Fireworks – Strategizing for Supply Chain Disruptions

Fireworks Stock image

Upon hearing that the fireworks show was cancelled again, the looks on the kids’ faces were that of despair and disappointment. “The supply chain really sucks, Grandpa,’ to which my reply was that it did. How could I explain this to my 7-year-old grandson? How did he know what a supply chain was?

Yet due to lingering supply chain disruptions, the skies of quite a few cities were dark for a third consecutive year ­­­– we were not the only ones.

China produces most of the fireworks used in the United States. According to Julie Heckman of the National Pyrotechnics Association, China provides around 70% of the professional-grade fireworks used in fireworks shows. For commercial products, such as sparklers and bottle rockets, that percentage goes up to 94%, according to Forbes.

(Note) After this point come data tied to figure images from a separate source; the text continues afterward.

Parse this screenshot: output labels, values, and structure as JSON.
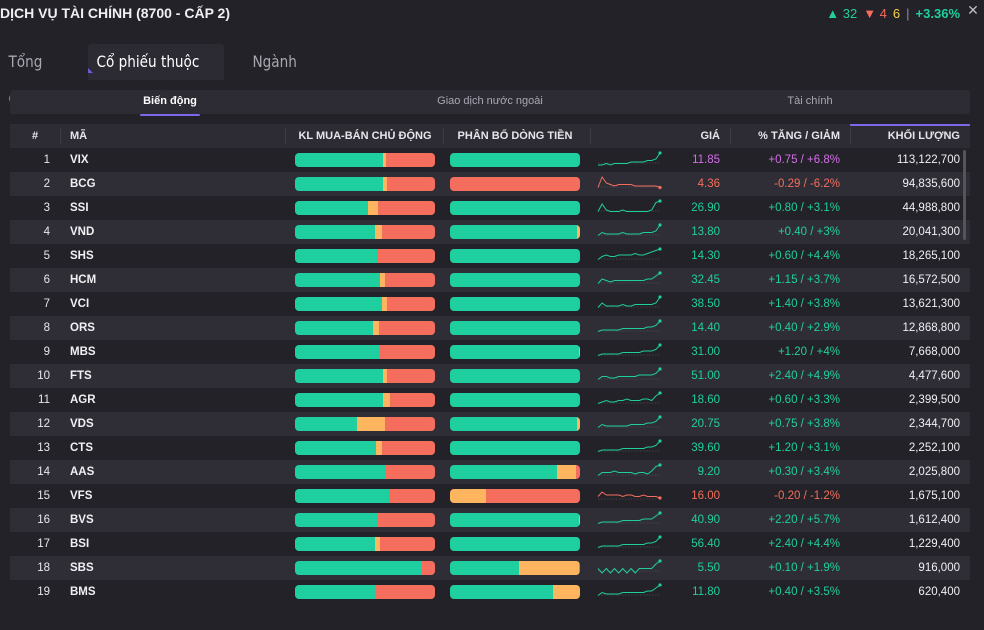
{
  "header": {
    "title": "DỊCH VỤ TÀI CHÍNH (8700 - CẤP 2)",
    "up_count": "▲ 32",
    "down_count": "▼ 4",
    "flat_count": "6",
    "separator": "|",
    "change_pct": "+3.36%",
    "close_symbol": "✕"
  },
  "tabs": [
    {
      "label": "Tổng quan",
      "active": false
    },
    {
      "label": "Cổ phiếu thuộc ngành",
      "active": true
    },
    {
      "label": "Ngành con",
      "active": false
    }
  ],
  "subtabs": [
    {
      "label": "Biến động",
      "active": true
    },
    {
      "label": "Giao dịch nước ngoài",
      "active": false
    },
    {
      "label": "Tài chính",
      "active": false
    }
  ],
  "columns": {
    "idx": "#",
    "symbol": "MÃ",
    "buysell": "KL MUA-BÁN CHỦ ĐỘNG",
    "flow": "PHÂN BỔ DÒNG TIỀN",
    "price": "GIÁ",
    "change": "% TĂNG / GIẢM",
    "volume": "KHỐI LƯỢNG"
  },
  "colors": {
    "up": "#1fcf9f",
    "down": "#f56d5c",
    "neutral": "#fdb55f",
    "ceiling": "#d36ee8"
  },
  "rows": [
    {
      "idx": "1",
      "symbol": "VIX",
      "price": "11.85",
      "change": "+0.75 / +6.8%",
      "volume": "113,122,700",
      "trend": "ceil",
      "buysell": [
        0.63,
        0.02,
        0.35
      ],
      "flow": [
        1.0,
        0.0,
        0.0
      ],
      "spark": [
        2,
        2,
        3,
        2,
        3,
        3,
        3,
        3,
        4,
        4,
        4,
        4,
        5,
        5,
        6,
        10
      ]
    },
    {
      "idx": "2",
      "symbol": "BCG",
      "price": "4.36",
      "change": "-0.29 / -6.2%",
      "volume": "94,835,600",
      "trend": "down",
      "buysell": [
        0.63,
        0.03,
        0.34
      ],
      "flow": [
        0.0,
        0.0,
        1.0
      ],
      "spark": [
        3,
        10,
        6,
        5,
        4,
        5,
        5,
        5,
        5,
        4,
        4,
        4,
        4,
        4,
        4,
        3
      ]
    },
    {
      "idx": "3",
      "symbol": "SSI",
      "price": "26.90",
      "change": "+0.80 / +3.1%",
      "volume": "44,988,800",
      "trend": "up",
      "buysell": [
        0.52,
        0.07,
        0.41
      ],
      "flow": [
        1.0,
        0.0,
        0.0
      ],
      "spark": [
        3,
        8,
        4,
        3,
        3,
        3,
        4,
        3,
        3,
        3,
        3,
        3,
        3,
        4,
        9,
        10
      ]
    },
    {
      "idx": "4",
      "symbol": "VND",
      "price": "13.80",
      "change": "+0.40 / +3%",
      "volume": "20,041,300",
      "trend": "up",
      "buysell": [
        0.57,
        0.05,
        0.38
      ],
      "flow": [
        0.98,
        0.02,
        0.0
      ],
      "spark": [
        3,
        5,
        4,
        4,
        4,
        4,
        5,
        4,
        4,
        4,
        4,
        5,
        5,
        5,
        6,
        10
      ]
    },
    {
      "idx": "5",
      "symbol": "SHS",
      "price": "14.30",
      "change": "+0.60 / +4.4%",
      "volume": "18,265,100",
      "trend": "up",
      "buysell": [
        0.59,
        0.0,
        0.41
      ],
      "flow": [
        1.0,
        0.0,
        0.0
      ],
      "spark": [
        3,
        5,
        6,
        5,
        5,
        6,
        6,
        6,
        6,
        7,
        6,
        6,
        7,
        8,
        9,
        10
      ]
    },
    {
      "idx": "6",
      "symbol": "HCM",
      "price": "32.45",
      "change": "+1.15 / +3.7%",
      "volume": "16,572,500",
      "trend": "up",
      "buysell": [
        0.61,
        0.03,
        0.36
      ],
      "flow": [
        1.0,
        0.0,
        0.0
      ],
      "spark": [
        3,
        6,
        5,
        4,
        5,
        5,
        5,
        5,
        5,
        5,
        5,
        5,
        6,
        6,
        8,
        10
      ]
    },
    {
      "idx": "7",
      "symbol": "VCI",
      "price": "38.50",
      "change": "+1.40 / +3.8%",
      "volume": "13,621,300",
      "trend": "up",
      "buysell": [
        0.62,
        0.04,
        0.34
      ],
      "flow": [
        1.0,
        0.0,
        0.0
      ],
      "spark": [
        3,
        6,
        4,
        4,
        4,
        4,
        5,
        4,
        4,
        5,
        5,
        5,
        5,
        5,
        6,
        10
      ]
    },
    {
      "idx": "8",
      "symbol": "ORS",
      "price": "14.40",
      "change": "+0.40 / +2.9%",
      "volume": "12,868,800",
      "trend": "up",
      "buysell": [
        0.56,
        0.04,
        0.4
      ],
      "flow": [
        1.0,
        0.0,
        0.0
      ],
      "spark": [
        3,
        4,
        4,
        4,
        4,
        4,
        5,
        5,
        5,
        5,
        5,
        5,
        6,
        6,
        7,
        10
      ]
    },
    {
      "idx": "9",
      "symbol": "MBS",
      "price": "31.00",
      "change": "+1.20 / +4%",
      "volume": "7,668,000",
      "trend": "up",
      "buysell": [
        0.6,
        0.0,
        0.4
      ],
      "flow": [
        0.99,
        0.01,
        0.0
      ],
      "spark": [
        3,
        4,
        4,
        4,
        4,
        4,
        5,
        5,
        5,
        5,
        5,
        6,
        6,
        6,
        7,
        10
      ]
    },
    {
      "idx": "10",
      "symbol": "FTS",
      "price": "51.00",
      "change": "+2.40 / +4.9%",
      "volume": "4,477,600",
      "trend": "up",
      "buysell": [
        0.63,
        0.03,
        0.34
      ],
      "flow": [
        1.0,
        0.0,
        0.0
      ],
      "spark": [
        3,
        5,
        5,
        4,
        4,
        5,
        5,
        5,
        5,
        5,
        6,
        6,
        6,
        6,
        7,
        10
      ]
    },
    {
      "idx": "11",
      "symbol": "AGR",
      "price": "18.60",
      "change": "+0.60 / +3.3%",
      "volume": "2,399,500",
      "trend": "up",
      "buysell": [
        0.63,
        0.05,
        0.32
      ],
      "flow": [
        1.0,
        0.0,
        0.0
      ],
      "spark": [
        3,
        4,
        5,
        4,
        4,
        5,
        5,
        6,
        5,
        5,
        5,
        6,
        6,
        5,
        8,
        10
      ]
    },
    {
      "idx": "12",
      "symbol": "VDS",
      "price": "20.75",
      "change": "+0.75 / +3.8%",
      "volume": "2,344,700",
      "trend": "up",
      "buysell": [
        0.44,
        0.2,
        0.36
      ],
      "flow": [
        0.98,
        0.02,
        0.0
      ],
      "spark": [
        3,
        5,
        4,
        4,
        4,
        4,
        4,
        4,
        5,
        5,
        5,
        5,
        6,
        6,
        7,
        10
      ]
    },
    {
      "idx": "13",
      "symbol": "CTS",
      "price": "39.60",
      "change": "+1.20 / +3.1%",
      "volume": "2,252,100",
      "trend": "up",
      "buysell": [
        0.58,
        0.04,
        0.38
      ],
      "flow": [
        1.0,
        0.0,
        0.0
      ],
      "spark": [
        3,
        4,
        4,
        4,
        4,
        4,
        5,
        5,
        5,
        5,
        5,
        5,
        6,
        6,
        7,
        10
      ]
    },
    {
      "idx": "14",
      "symbol": "AAS",
      "price": "9.20",
      "change": "+0.30 / +3.4%",
      "volume": "2,025,800",
      "trend": "up",
      "buysell": [
        0.65,
        0.0,
        0.35
      ],
      "flow": [
        0.82,
        0.15,
        0.03
      ],
      "spark": [
        3,
        5,
        5,
        5,
        6,
        5,
        5,
        5,
        5,
        4,
        5,
        5,
        4,
        6,
        9,
        10
      ]
    },
    {
      "idx": "15",
      "symbol": "VFS",
      "price": "16.00",
      "change": "-0.20 / -1.2%",
      "volume": "1,675,100",
      "trend": "down",
      "buysell": [
        0.67,
        0.0,
        0.33
      ],
      "flow": [
        0.0,
        0.28,
        0.72
      ],
      "spark": [
        5,
        8,
        6,
        6,
        6,
        6,
        5,
        6,
        6,
        5,
        5,
        6,
        5,
        5,
        5,
        4
      ]
    },
    {
      "idx": "16",
      "symbol": "BVS",
      "price": "40.90",
      "change": "+2.20 / +5.7%",
      "volume": "1,612,400",
      "trend": "up",
      "buysell": [
        0.59,
        0.0,
        0.41
      ],
      "flow": [
        0.99,
        0.01,
        0.0
      ],
      "spark": [
        3,
        4,
        4,
        4,
        4,
        4,
        5,
        5,
        5,
        5,
        5,
        6,
        6,
        6,
        8,
        10
      ]
    },
    {
      "idx": "17",
      "symbol": "BSI",
      "price": "56.40",
      "change": "+2.40 / +4.4%",
      "volume": "1,229,400",
      "trend": "up",
      "buysell": [
        0.57,
        0.04,
        0.39
      ],
      "flow": [
        1.0,
        0.0,
        0.0
      ],
      "spark": [
        3,
        4,
        4,
        4,
        4,
        4,
        5,
        5,
        5,
        5,
        5,
        5,
        6,
        6,
        7,
        10
      ]
    },
    {
      "idx": "18",
      "symbol": "SBS",
      "price": "5.50",
      "change": "+0.10 / +1.9%",
      "volume": "916,000",
      "trend": "up",
      "buysell": [
        0.91,
        0.0,
        0.09
      ],
      "flow": [
        0.53,
        0.46,
        0.01
      ],
      "spark": [
        5,
        2,
        5,
        2,
        5,
        2,
        5,
        2,
        5,
        2,
        5,
        5,
        5,
        5,
        8,
        10
      ]
    },
    {
      "idx": "19",
      "symbol": "BMS",
      "price": "11.80",
      "change": "+0.40 / +3.5%",
      "volume": "620,400",
      "trend": "up",
      "buysell": [
        0.58,
        0.0,
        0.42
      ],
      "flow": [
        0.79,
        0.21,
        0.0
      ],
      "spark": [
        3,
        5,
        4,
        4,
        4,
        4,
        5,
        5,
        5,
        5,
        5,
        5,
        6,
        6,
        8,
        10
      ]
    }
  ]
}
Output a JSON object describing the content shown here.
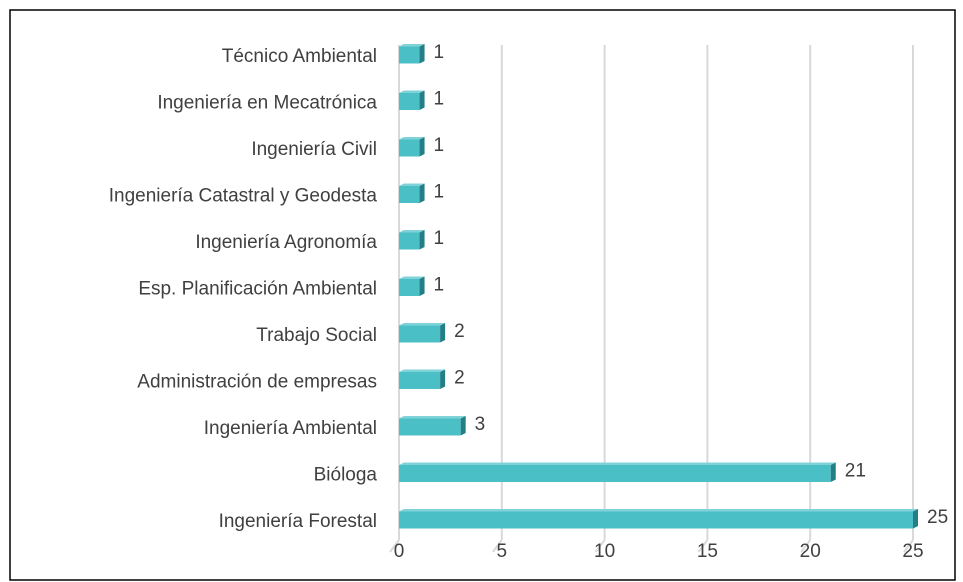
{
  "chart_data": {
    "type": "bar",
    "orientation": "horizontal",
    "categories": [
      "Técnico Ambiental",
      "Ingeniería en Mecatrónica",
      "Ingeniería Civil",
      "Ingeniería Catastral y Geodesta",
      "Ingeniería Agronomía",
      "Esp. Planificación Ambiental ",
      "Trabajo Social",
      "Administración de empresas",
      "Ingeniería Ambiental",
      "Bióloga",
      "Ingeniería Forestal"
    ],
    "values": [
      1,
      1,
      1,
      1,
      1,
      1,
      2,
      2,
      3,
      21,
      25
    ],
    "color": "#4bbfc6",
    "xlim": [
      0,
      25
    ],
    "xticks": [
      0,
      5,
      10,
      15,
      20,
      25
    ],
    "grid": true
  }
}
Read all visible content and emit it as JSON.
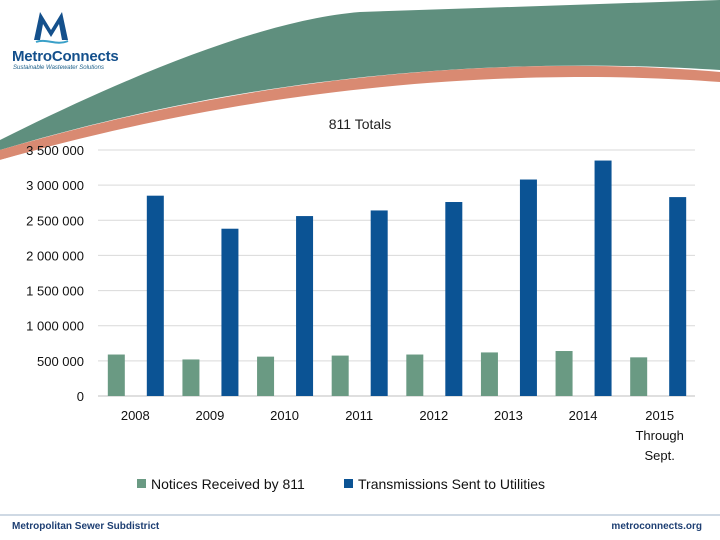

In April and May of this year, China had imposed strict COVID-19 lockdowns in many cities, including Shanghai, causing severe delays in the global supply chain. Export goods are piling up at ports as shipping rates skyrocket and labor shortages continue. In addition, the Ukraine crisis has pushed up oil prices, making the already high shipping cost even higher. For example, in 2019, it cost about $9,800 a container; this year it has skyrocketed to about $36,000.

Needless to say, the lingering effects of the supply chain disruption felt by various industries will remain well into the foreseeable future.

The best one can do at this point is to mitigate the effects of the disruption on your business. I know of a couple of Wisconsin companies that have peered into the crystal ball and made changes in their business models to position themselves as leaders as the potential for a recession looms. – You can, too. Here’s what I’ve learned:

  1. Realize early that change is necessary.
  2. Create a focused strategy for new export markets (remember if they are not able to get it from China, then perhaps they should buy it from you).
  3. Create strategic partnerships with complementary (non-competing) companies in your market.
  4. Share resources where possible.
  5. Cultivate relationships especially with your freight forwarder or preferred trucking company.

It is critical to look at everything to see how it will affect your business. Tornadoes, typhoons, earthquakes, alien invasions, fiscal solvency of your partner and more. These factors will all affect your future if you are not prepared for them. Successful companies are prepared; they anticipate threats and plan for all eventualities. My 30+ years in supply chain management have taught me to anticipate the impact of the weather, illness, labor unrest and public discord. It didn’t prepare me for a global pandemic, but the recovery skills are the same.